These shortages did little to halt the pace of construction, but did lead to consequences just now becoming apparent. To alleviate a dearth in gypsum wallboard supply, builders turned to alternative sources. It’s estimated that 100,000 homes in twenty states were built with toxic wallboard imported from China which must be replaced (I’ll cover this issue in a follow-up post). According to National Underwriter, an insurance industry publication, rectifying the situation could cost $15 to $25 billion – which includes material exchange, legal fees, and health impacts.

What will happen when natural resource supply cannot keep pace with demand? Or worse, when supply is dramatically reduced or extinguished? As mentioned in the previous blog post, if a resource becomes too scarce and expensive, incentive is created to seek abundant alternatives. But what happens when the alternatives are toxic, like the Chinese gypsum wallboard? What if the most abundant replacements are worse than the original material or product being substituted? These conditions may have been coincidence, once in a lifetime, and/or unlikely to repeat. But they demonstrate how sensitive and vulnerable the construction industry is to resource supply changes. Attempts to adapt were slow and, in some cases, dangerous.

In the US, natural resources have expired in the past. The American chestnut was at one time a very important timber species. It was a plentiful hardwood that grew faster than oak, was straight-grained, and highly resistant to decay. Early in the 1900s, the species was decimated when a fast-acting airborne bark fungus known as chestnut blight was accidentally introduced. Asian chestnut trees, which have evolved to be less susceptible to the blight, were imported to the Bronx Zoo carrying the fungus. Spreading at a rate of fifty miles each year, along with panic harvesting that may have accelerated the destruction, the blight wiped out a valuable timber product in fifty years. It’s estimated more than three billion trees were lost.

Today, no new American chestnut is available. There are less than one hundred adult trees remaining in its historical range, and another one thousand in parts of the country outside the historical range where the blight was less virulent.

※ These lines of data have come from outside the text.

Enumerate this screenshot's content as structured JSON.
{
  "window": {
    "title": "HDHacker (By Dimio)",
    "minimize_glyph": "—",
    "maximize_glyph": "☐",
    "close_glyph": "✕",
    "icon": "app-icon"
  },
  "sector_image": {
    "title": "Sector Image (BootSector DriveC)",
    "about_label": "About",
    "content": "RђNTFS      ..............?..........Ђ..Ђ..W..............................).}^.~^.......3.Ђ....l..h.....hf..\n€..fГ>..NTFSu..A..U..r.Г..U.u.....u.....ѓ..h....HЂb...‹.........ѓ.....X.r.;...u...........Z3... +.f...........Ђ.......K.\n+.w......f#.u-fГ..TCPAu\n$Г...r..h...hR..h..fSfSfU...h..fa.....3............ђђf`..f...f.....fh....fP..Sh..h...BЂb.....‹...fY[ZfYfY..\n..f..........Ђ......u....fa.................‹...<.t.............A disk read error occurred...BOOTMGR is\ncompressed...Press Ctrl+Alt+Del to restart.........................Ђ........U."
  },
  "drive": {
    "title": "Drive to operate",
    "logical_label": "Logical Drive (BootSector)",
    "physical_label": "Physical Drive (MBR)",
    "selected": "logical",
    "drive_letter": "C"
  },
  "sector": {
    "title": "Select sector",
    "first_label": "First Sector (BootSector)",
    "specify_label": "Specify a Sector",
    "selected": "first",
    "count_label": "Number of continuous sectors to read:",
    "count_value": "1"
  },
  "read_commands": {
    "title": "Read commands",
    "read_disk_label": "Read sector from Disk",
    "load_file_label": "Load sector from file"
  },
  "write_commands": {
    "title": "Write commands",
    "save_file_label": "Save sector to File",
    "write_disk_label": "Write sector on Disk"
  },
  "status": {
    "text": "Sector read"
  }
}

The wood was very versatile and often used to construct barns throughout Appalachia. Butternut, ash, and American elm are also at risk due to similar problems. Throughout the world, other timber species are endangered, threatened, or vulnerable, with names we’re probably all familiar with – African mahogany, teak, Brazilian cherry, wenge, redwood, western red cedar, cherry, and many more. There are dozens more not typically used in US building construction. I list all these examples to show how quickly natural events can occur to wipe out valuable resources. One hundred years later, the US population is three times what it was. Significantly greater demand on wood products combined with a natural calamity and far more aggressive harvesting practices means the US timber industry is at greater risk of rapid collapse.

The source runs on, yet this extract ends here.